Mattapoisett School Committee member refutes allegations
A Mattapoisett School Committee member and UMass Dartmouth official has refuted allegations of discriminatory funding policies and other equality issues leveled at her by student leaders in a letter calling for her resignation earlier this month.
In the letter, the students called the University’s Vice Chancellor of Student Affairs Dr. Shannon Finning “unfit to serve” in her current role, noting that policies at UMass Dartmouth “have caused trauma, violence, and harm, particularly to students of color.”
Among the allegations are that she hired police officers during the pandemic while staff members took pay cuts; that multicultural organizations’ budgets were “significantly cut” after changes to the student fee allocation process; that she increased policing of the Cedar Dell on-campus student accommodation; that student protesters were unfairly targeted; and that she neglected student needs and failed to discuss or address inequality issues when they came up.
Dr. Finning issued a statement through attorney Scott Dunlap on April 12 responding to the allegations.
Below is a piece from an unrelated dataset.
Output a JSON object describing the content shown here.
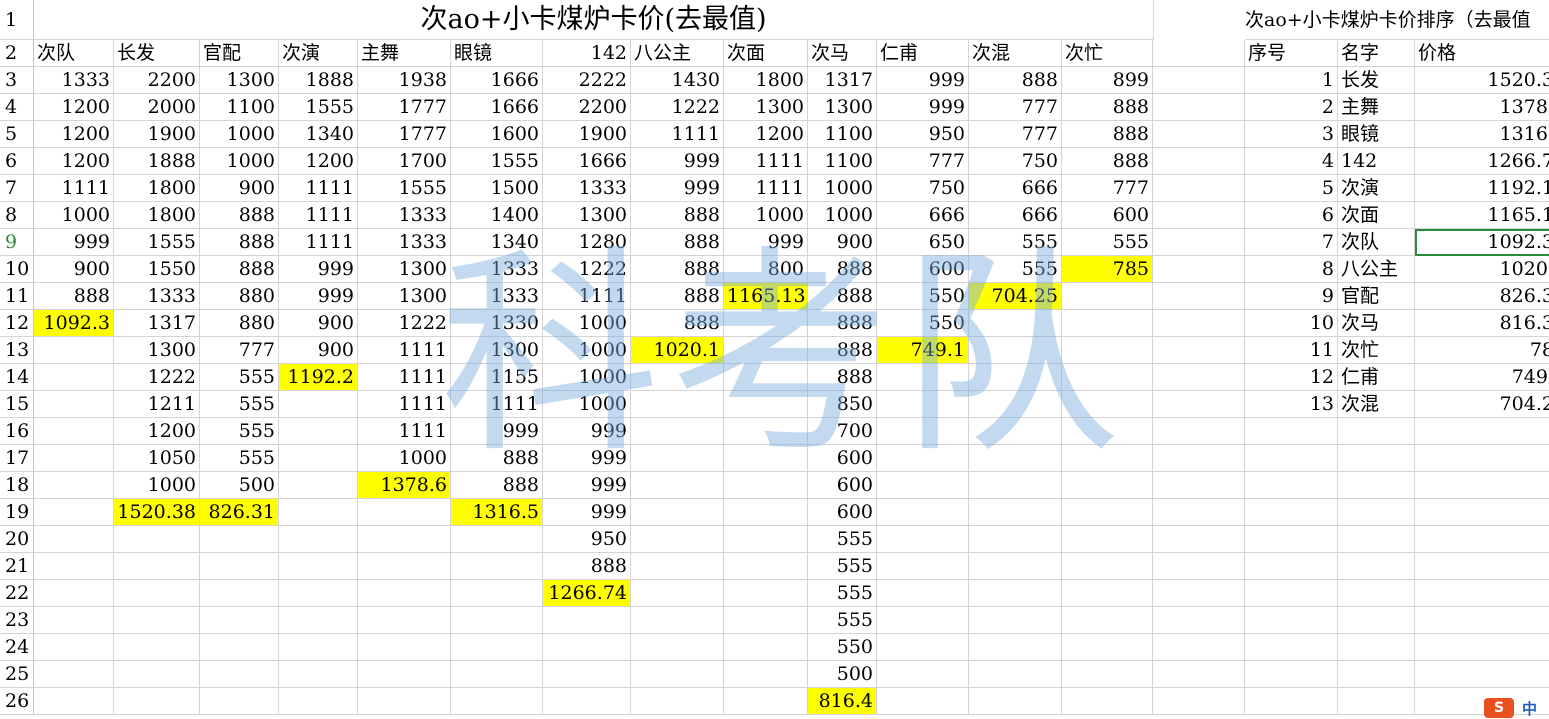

“Until now, Dr. Finning has remained silent regarding the baseless accusations leveled against her,” the statement read. “Dr. Finning has cooperated fully with the University regarding these matters...The University found absolutely no evidence of financial impropriety, racial discrimination or animus. Furthermore, there has been no evidence of misconduct, and no disciplinary charges have been issued or are forthcoming.”
Dr. Finning is also a member of the Old Rochester Regional School Committee and serves on its Anti-Racism Subcommittee.
The statement went on to note that the vice chancellor “has been unfairly attacked, criticized, and mischaracterized” and that she has “a proven track record of going above and beyond for students and families, both in her professional capacity and as a member of a local school committee.”
Interim Chancellor Dr. Mark Fuller met with the students on April 2 to address their concerns about systemic racism on campus.
“I want to thank you for reaching out and sharing these experiences and ideas,” he wrote to them afterwards. “As you note in your letter, higher education institutions are struggling to fully understand and address the ways in which students — too many students — have been harmed by discrimination and institutional racism. UMass Dartmouth is not immune from this failure.”
“Our goal is to work with you to ensure that we have a Student Affairs operation that is transparent, responsive, inclusive, and student-centered,” Dr. Fuller wrote.
Dr. Finning has been the Vice Chancellor of Student Affairs at UMass Dartmouth since 2018.
According to Dunlap’s statement, during her tenure she helped “dramatically improve” diversity and inclusion for university employees, increasing the number of UMass Dartmouth police officers identifying as Black, Indigenous or people of color by 150% as well as hiring the first female identified chief in UMass history.
The statement cited Interim Chancellor Mark Fuller as saying that “the Division of Student Affairs made significant strides to continuously improve the student life experience,” under Dr. Finning, including the addition of new staff to focus on the needs of underrepresented students.
Dr. Finning had already accepted a new position at a different school by the time the students’ letter was published, a move that is unrelated to the accusations against her, according to Dunlap’s statement.
“She looks forward to serving students at her new institution with the professionalism, passion and enthusiasm which she has exhibited throughout her career,” the statement read.